Searching for planet-driven dust spirals in ALMA visibilities
arxiv(2024)
摘要
ALMA (Atacama Large Millimetre/submillimetre Array) observations of the
thermal emission from protoplanetary disc dust have revealed a wealth of
substructures that could evidence embedded planets, but planet-driven spirals,
one of the more compelling lines of evidence, remain relatively rare. Existing
works have focused on detecting these spirals using methods that operate in
image space. Here, we explore the planet detection capabilities of fitting
planet-driven spirals to disc observations directly in visibility space.
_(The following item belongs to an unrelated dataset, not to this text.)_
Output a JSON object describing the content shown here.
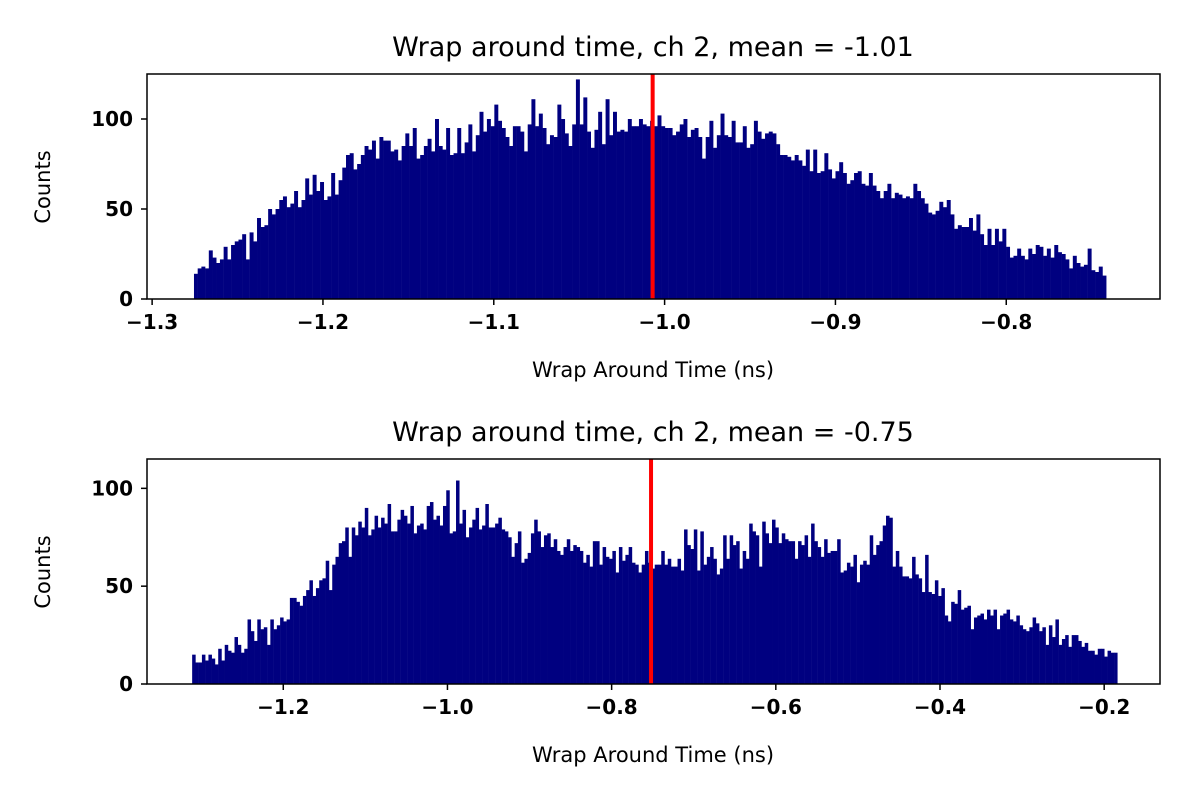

We
test our method on synthetic ALMA observations of planet-containing model discs
for a range of disc/observational parameters, finding it significantly
outperforms image residuals in identifying spirals in these observations and is
able to identify spirals in regions of the parameter space in which no gaps are
detected. These tests suggest that a visibility-space fitting approach warrants
further investigation and may be able to find planet-driven spirals in
observations that have not yet been found with existing approaches. We also
test our method on six discs in the Taurus molecular cloud observed with ALMA
at 1.33 mm, but find no evidence for planet-driven spirals. We find that the
minimum planet masses necessary to drive detectable spirals range from
≈ 0.03 to 0.5 M_Jup over orbital radii of 10 to 100 au, with
planet masses below these thresholds potentially hiding in such disc
observations. Conversely, we suggest that planets ≳ 0.5 to 1
M_Jup can likely be ruled out over orbital radii of ≈ 20 to
60 au on the grounds that we would have detected them if they were present.